As I noted at the time:
[T]he obsession with "Aztlan" -- which, as far as Latinos are concerned, mostly appears in a few relatively obscure '60s-era documents and among a fringe hate group -- has for most of the past decade and longer been almost exclusively the purview of white supremacists: American Patrol, VDare, American Renaissance, the National Alliance, the CofCC, the Barnes Review, and the like.

So when you hear talk about "Reconquista" -- which has not appeared in any MEChA documents or speeches -- the chances are nearly certain that this is where the talk originates. That's who draws up these maps, and touts the claims of an "invasion" incessantly.

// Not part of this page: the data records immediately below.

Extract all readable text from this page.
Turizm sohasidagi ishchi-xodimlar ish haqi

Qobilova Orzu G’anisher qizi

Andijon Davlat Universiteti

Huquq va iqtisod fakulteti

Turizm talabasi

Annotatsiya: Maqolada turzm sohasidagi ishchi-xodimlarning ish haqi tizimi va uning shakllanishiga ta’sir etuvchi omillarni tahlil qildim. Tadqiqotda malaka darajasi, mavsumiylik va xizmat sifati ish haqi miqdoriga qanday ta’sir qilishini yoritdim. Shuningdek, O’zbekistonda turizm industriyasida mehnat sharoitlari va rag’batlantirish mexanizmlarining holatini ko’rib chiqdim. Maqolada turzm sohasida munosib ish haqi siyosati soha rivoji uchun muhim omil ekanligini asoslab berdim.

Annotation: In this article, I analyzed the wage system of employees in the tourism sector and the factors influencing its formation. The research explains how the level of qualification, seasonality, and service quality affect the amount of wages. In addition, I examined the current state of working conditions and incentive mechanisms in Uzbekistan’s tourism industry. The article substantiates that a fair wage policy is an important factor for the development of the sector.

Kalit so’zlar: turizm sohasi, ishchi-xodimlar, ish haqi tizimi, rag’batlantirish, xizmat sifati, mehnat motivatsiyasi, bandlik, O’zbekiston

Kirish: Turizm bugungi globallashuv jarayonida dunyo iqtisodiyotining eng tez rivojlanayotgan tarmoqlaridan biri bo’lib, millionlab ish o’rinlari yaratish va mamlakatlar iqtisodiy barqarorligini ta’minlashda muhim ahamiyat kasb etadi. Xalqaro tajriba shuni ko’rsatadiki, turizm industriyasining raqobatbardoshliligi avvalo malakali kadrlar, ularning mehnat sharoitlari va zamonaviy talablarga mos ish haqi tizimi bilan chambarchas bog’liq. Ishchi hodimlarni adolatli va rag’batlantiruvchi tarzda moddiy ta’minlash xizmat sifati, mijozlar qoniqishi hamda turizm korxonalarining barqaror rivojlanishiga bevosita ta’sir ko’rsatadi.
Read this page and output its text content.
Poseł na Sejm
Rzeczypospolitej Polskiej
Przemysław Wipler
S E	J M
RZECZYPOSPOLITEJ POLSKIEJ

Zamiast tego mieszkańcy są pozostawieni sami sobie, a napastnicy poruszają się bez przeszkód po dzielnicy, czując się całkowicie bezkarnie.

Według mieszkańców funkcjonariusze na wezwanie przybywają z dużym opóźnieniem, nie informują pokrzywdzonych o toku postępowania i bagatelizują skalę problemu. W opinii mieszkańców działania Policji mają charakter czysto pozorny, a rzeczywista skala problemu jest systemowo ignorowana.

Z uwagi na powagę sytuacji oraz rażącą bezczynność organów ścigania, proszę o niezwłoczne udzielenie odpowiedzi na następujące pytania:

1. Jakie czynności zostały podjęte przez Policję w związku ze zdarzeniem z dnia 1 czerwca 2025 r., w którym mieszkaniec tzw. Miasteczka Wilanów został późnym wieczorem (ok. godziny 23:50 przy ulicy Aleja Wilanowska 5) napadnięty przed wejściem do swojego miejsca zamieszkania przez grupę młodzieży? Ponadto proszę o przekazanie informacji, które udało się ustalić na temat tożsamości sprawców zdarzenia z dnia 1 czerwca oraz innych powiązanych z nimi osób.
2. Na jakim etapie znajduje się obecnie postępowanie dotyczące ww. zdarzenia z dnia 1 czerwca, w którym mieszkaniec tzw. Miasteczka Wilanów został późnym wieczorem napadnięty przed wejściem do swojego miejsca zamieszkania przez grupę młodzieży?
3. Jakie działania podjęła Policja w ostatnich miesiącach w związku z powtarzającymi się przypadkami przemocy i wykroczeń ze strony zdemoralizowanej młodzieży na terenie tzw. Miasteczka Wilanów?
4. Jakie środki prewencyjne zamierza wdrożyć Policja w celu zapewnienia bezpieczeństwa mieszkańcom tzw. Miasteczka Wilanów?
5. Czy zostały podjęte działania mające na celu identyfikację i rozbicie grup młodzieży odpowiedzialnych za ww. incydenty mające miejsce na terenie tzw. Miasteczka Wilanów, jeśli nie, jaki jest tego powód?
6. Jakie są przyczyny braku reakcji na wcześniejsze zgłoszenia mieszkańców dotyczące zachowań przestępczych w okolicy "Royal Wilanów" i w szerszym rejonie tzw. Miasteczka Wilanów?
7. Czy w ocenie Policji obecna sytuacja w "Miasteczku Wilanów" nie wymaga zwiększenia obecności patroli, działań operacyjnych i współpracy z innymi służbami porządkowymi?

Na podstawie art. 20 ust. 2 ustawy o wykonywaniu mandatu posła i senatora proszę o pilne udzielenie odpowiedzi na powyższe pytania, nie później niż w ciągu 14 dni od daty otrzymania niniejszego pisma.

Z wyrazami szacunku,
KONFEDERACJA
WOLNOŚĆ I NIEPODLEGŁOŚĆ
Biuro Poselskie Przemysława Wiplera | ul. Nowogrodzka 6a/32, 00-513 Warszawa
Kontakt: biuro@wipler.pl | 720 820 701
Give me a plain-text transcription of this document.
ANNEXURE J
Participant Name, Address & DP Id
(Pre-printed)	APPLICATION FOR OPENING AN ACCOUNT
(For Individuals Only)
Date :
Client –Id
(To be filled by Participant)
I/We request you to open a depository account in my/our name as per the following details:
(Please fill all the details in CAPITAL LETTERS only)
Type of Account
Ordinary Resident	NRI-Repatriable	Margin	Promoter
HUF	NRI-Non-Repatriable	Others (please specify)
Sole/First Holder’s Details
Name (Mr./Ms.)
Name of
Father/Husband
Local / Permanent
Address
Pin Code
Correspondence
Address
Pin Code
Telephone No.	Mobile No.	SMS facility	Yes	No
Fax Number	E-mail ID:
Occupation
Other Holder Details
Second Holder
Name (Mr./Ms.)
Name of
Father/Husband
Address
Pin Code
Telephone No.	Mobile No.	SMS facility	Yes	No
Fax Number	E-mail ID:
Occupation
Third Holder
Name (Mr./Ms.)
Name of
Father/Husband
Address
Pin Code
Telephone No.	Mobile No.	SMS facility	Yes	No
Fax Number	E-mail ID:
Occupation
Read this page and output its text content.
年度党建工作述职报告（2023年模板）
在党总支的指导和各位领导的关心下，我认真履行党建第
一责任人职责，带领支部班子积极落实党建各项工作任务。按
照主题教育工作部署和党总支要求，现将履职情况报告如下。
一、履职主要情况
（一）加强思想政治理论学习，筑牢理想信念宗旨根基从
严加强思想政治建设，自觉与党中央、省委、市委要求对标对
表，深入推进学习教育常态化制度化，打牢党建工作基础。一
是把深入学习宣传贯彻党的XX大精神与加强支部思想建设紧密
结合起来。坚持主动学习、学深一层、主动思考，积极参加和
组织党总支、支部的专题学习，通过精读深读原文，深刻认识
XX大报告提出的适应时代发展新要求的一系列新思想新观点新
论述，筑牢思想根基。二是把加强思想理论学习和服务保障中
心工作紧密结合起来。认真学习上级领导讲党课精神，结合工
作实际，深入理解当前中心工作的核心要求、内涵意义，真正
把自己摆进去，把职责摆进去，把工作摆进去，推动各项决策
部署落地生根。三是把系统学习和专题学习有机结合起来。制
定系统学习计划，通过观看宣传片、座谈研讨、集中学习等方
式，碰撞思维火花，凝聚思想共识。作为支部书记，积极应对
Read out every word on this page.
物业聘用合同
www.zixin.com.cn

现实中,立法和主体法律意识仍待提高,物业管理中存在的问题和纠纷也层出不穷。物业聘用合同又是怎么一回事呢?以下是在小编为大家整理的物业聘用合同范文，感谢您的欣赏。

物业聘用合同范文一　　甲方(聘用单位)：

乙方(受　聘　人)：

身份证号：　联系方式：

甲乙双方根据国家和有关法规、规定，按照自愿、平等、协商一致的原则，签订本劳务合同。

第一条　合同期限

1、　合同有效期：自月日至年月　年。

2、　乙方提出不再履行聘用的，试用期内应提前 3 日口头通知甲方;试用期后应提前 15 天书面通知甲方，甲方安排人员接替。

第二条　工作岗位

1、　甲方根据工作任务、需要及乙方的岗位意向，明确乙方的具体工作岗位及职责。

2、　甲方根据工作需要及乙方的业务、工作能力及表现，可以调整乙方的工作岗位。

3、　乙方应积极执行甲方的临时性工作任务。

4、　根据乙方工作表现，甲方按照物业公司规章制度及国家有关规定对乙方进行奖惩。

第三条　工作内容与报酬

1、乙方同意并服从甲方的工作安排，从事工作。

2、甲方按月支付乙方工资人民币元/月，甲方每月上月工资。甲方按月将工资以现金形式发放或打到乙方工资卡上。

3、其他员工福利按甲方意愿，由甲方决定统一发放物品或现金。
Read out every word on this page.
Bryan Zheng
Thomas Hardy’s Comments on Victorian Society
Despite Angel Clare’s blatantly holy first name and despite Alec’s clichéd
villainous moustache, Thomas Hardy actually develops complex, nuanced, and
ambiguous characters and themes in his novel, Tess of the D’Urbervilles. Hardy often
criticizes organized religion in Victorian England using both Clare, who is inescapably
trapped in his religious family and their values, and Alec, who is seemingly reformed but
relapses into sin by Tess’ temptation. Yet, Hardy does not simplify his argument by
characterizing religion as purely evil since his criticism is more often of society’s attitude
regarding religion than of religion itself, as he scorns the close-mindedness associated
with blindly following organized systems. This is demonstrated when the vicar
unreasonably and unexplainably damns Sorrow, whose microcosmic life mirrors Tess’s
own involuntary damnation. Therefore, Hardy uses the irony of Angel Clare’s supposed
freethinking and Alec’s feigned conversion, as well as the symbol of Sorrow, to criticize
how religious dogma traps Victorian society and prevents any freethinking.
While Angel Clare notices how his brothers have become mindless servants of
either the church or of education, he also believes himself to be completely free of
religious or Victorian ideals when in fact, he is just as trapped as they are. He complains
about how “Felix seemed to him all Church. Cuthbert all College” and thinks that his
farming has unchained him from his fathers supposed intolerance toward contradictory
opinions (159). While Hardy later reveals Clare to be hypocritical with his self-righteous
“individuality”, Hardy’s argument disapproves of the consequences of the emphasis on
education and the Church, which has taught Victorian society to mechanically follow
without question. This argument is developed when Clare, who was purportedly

Nonetheless, pointing out that racists are the people promoting these hobgoblins just raises a predictable whine: "Can't we talk about immigration without being accused of racism?"

Indeed, that's exactly what Dobbs consistently does whenever he's called on this crap. At some point, you'd think someone -- executives at CNN, other journalists, maybe an advertiser or two -- would catch on.

As Alex Koppelman put it:
CNN is trying to play this off as an isolated mistake. Don't be fooled: it's not. The fact that Dobbs and reporter Casey Wian showed the CCC map only makes the subtle pattern of racist fantasies given voice on Dobbs' show more visible. (By the way, relatively unnoticed -- the same night Dobbs was citing the CCC, he was leaving unchallenged, even laughing along with, one guest's suggestion that in order to get rid of illegal Mexican immigrants New Yorkers should order pizza and then arrest the delivery person. Thanks, Lou. We'll get right on that.) For months now, Dobbs and Wian have been reporting on "reconquista" and "Aztlan" movements, movements that exist not in the minds of mainstream Mexicans but in the fever dreams of white supremacists. That Dobbs eventually aired material pulled directly from a white supremacist organization should surprise no one -- when you're subtly citing them on a regular basis, the unfiltered truth is bound to bubble up at some point.

It keeps bubbling up, all right. But Dobbs is trying to pretend that the odor emanating therefrom is something other than the racial sewer the rest of us smell.